Milan, Italy—More than 60% of patients with chronic myeloid leukemia (CML) were free of relapse 6 months after stopping tyrosine kinase inhibitor (TKI) therapy that led to deep molecular remission, according to the interim results from an ongoing trial reported by Susanne Saussele, MD, of Universitätsmedizin Mannheim, Germany, at the 2014 European Hematology Association meeting.
A majority of the 200 patients from 47 European centers remained relapse free at 12 months. The 6-month data allowed investigators to reject the null hypothesis of a relapse-free survival (RFS) rate of 40% (P <.001) and to continue enrollment to an accrual goal of 700 patients.
The results also showed that the depth of molecular response (MR) achieved before the withdrawal of TKIs affects RFS.
“With less strict inclusion and relapse criteria than was used in [previous trials], stopping is safe, and we can continue with the trial,” said Dr Saussele.
These results are consistent with previous studies, showing that select patients with CML can stop long-term TKI therapy after achieving deep MR, she added. TKI therapy has improved the survival of patients with CML, and more patients achieve durable deep MRs (ie, MR4).
The effectiveness of TKIs has given patients and clinicians a reasonable expectancy of improved survival and cure, said Dr Saussele. A critical first step toward cure is to increase the proportion of patients who achieve durable deep molecular remission after the withdrawal of treatment.

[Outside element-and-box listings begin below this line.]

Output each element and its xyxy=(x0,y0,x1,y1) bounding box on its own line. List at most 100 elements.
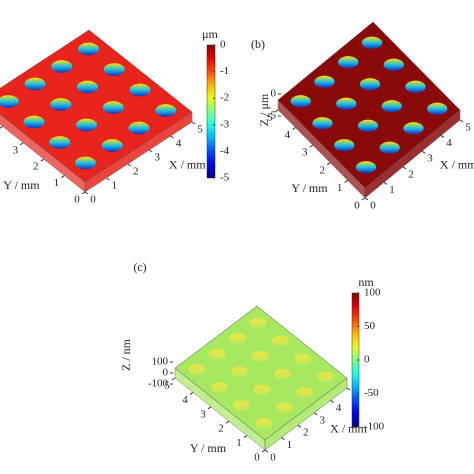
pit xyxy=(294,353,312,364)
y-tick xyxy=(274,109,279,113)
pit xyxy=(233,400,250,411)
pit xyxy=(76,80,99,94)
x-tick xyxy=(281,437,285,441)
y-axis-label: Y / mm xyxy=(291,181,328,195)
colorbar-tick-label: 50 xyxy=(364,320,376,332)
pit xyxy=(74,156,97,170)
y-tick xyxy=(0,125,3,129)
x-tick-label: 2 xyxy=(133,166,139,178)
x-tick xyxy=(148,149,153,153)
colorbar-tick-label: -3 xyxy=(220,118,230,130)
z-axis-label: Z / μm xyxy=(257,93,271,126)
pit xyxy=(129,83,151,97)
x-tick-label: 1 xyxy=(389,184,395,196)
pit xyxy=(290,95,311,108)
y-tick xyxy=(326,162,331,166)
colorbar-tick-label: -1 xyxy=(220,65,229,77)
y-tick-label: 1 xyxy=(236,437,242,449)
colorbar-tick-label: 0 xyxy=(364,354,370,366)
x-tick xyxy=(191,121,196,125)
z-tick-label: -100 xyxy=(148,378,169,390)
x-tick-label: 5 xyxy=(465,122,471,134)
x-tick xyxy=(170,135,174,139)
x-tick xyxy=(421,150,426,154)
x-tick-label: 0 xyxy=(270,452,276,464)
y-tick-label: 4 xyxy=(182,394,188,406)
y-tick-label: 0 xyxy=(74,194,80,206)
colorbar-tick-label: -100 xyxy=(364,421,385,433)
pit xyxy=(23,115,45,129)
y-tick xyxy=(19,142,24,146)
pit xyxy=(361,36,383,49)
pit xyxy=(51,60,73,73)
z-tick-label: 100 xyxy=(152,356,169,368)
y-tick-label: 5 xyxy=(164,380,170,392)
z-axis-label: Z / nm xyxy=(119,338,133,371)
pit xyxy=(405,80,426,93)
pit xyxy=(75,118,98,132)
colorbar-tick-label: -4 xyxy=(220,145,230,157)
pit xyxy=(317,371,334,382)
y-tick-label: 5 xyxy=(267,112,273,124)
y-tick-label: 2 xyxy=(218,423,224,435)
pit xyxy=(403,122,424,135)
x-tick xyxy=(402,166,407,170)
colorbar-tick-label: 0 xyxy=(220,39,226,51)
x-tick xyxy=(346,387,351,391)
pit xyxy=(49,136,71,149)
x-tick xyxy=(264,449,269,453)
x-tick-label: 4 xyxy=(446,137,452,149)
pit xyxy=(272,335,289,346)
colorbar-tick-label: -5 xyxy=(220,172,230,184)
y-tick-label: 1 xyxy=(337,182,343,194)
pit xyxy=(274,369,291,380)
y-tick-label: 1 xyxy=(54,177,60,189)
z-tick-label: -5 xyxy=(267,110,277,122)
x-tick xyxy=(297,424,302,428)
pit xyxy=(210,382,228,393)
x-tick-label: 3 xyxy=(427,153,433,165)
z-tick-label: 0 xyxy=(271,88,277,100)
y-tick xyxy=(361,197,366,201)
pit xyxy=(103,63,125,76)
x-tick-label: 4 xyxy=(336,402,342,414)
pit xyxy=(155,104,177,117)
pit xyxy=(101,139,123,152)
y-tick xyxy=(61,175,65,179)
x-tick xyxy=(330,399,334,403)
pit xyxy=(314,75,335,88)
x-tick xyxy=(459,119,464,123)
pit xyxy=(296,387,314,398)
x-tick xyxy=(127,163,132,167)
x-tick-label: 3 xyxy=(154,152,160,164)
pit xyxy=(381,100,402,113)
pit xyxy=(231,366,248,377)
pit xyxy=(312,117,333,130)
x-tick-label: 5 xyxy=(197,124,203,136)
y-axis-label: Y / mm xyxy=(3,178,40,192)
pit xyxy=(128,121,150,135)
colorbar xyxy=(206,44,216,179)
pit xyxy=(249,317,267,328)
z-tick-label: 0 xyxy=(163,367,169,379)
pit xyxy=(379,141,400,154)
y-tick xyxy=(40,158,45,162)
x-tick-label: 2 xyxy=(408,168,414,180)
x-tick xyxy=(440,135,445,139)
x-tick xyxy=(383,181,388,185)
pit xyxy=(338,56,359,69)
y-tick-label: 0 xyxy=(254,452,260,464)
pit xyxy=(50,98,72,111)
colorbar-unit: μm xyxy=(202,27,218,41)
x-tick-label: 1 xyxy=(112,180,118,192)
x-axis-label: X / mm xyxy=(169,157,206,171)
surface xyxy=(174,305,348,441)
surface xyxy=(277,21,461,189)
y-tick-label: 3 xyxy=(302,147,308,159)
x-tick xyxy=(106,177,110,181)
pit xyxy=(253,384,271,395)
colorbar-tick-label: 100 xyxy=(364,287,381,299)
x-axis-label: X / mm xyxy=(330,421,367,435)
pit xyxy=(77,42,100,56)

Previous studies showed that 40% to 65% of patients maintained deep MR for up to 36 months after TKI therapy discontinuation. However, the trials used stringent definitions of deep remission. In addition, some of the trials had a relatively small sample size.
Other key objectives of the study were to determine the minimal duration of TKI therapy required before withdrawal, the minimal duration of MR4 before stopping, and prognostic factors for RFS.
Eligible patients had completed at least 3 years of TKI therapy and had maintained MR4 for at least 1 year. Patients with previous or planned allogeneic stem-cell transplantation because of TKI therapy failure were excluded. After a screening phase to confirm MR4, patients stopped the TKI therapy and began follow-up for 3 years. They had MR status evaluated by polymerase chain reaction every 4 to 6 weeks during the first year after discontinuation and then every 3 months.
The trial’s primary end point is duration of deep molecular remission after stopping TKI therapy (defined by the loss of major MR). The null hypothesis is a molecular RFS of 40% at 6 months.
The median duration of TKI therapy was approximately 8 years, and the duration of MR4 before discontinuation was 5 years. All but 6 patients received imatinib as first-line TKI therapy. Of the 24 patients who received second-line TKI therapy, dasatinib was the choice in 16 cases.
Overall, 86 patients relapsed, including 77 patients in the first 6 months after stopping TKI therapy. Subsequently, 13 patients who relapsed regained MR4 status.
RFS was 87% at 3 months, 61% at 6 months, 58% at 9 months, and 55% at 12 months.
Of 197 evaluable patients, 74 attained MR4, 79 attained MR4.5, and 44 attained MR5. Subsequently, 37 patients in MR4 relapsed, as did 31 in MR4.5, and 17 in MR5.
“In the setting of standardized molecular testing within a stopping trial in CML, it seems that the level of molecular remission has an impact on relapse-free survival,” said Dr Saussele.
A total of 57 adverse events (all grades) occurred in 31 patients, including 3 patients who had a total of 9 grade 3/4 adverse events.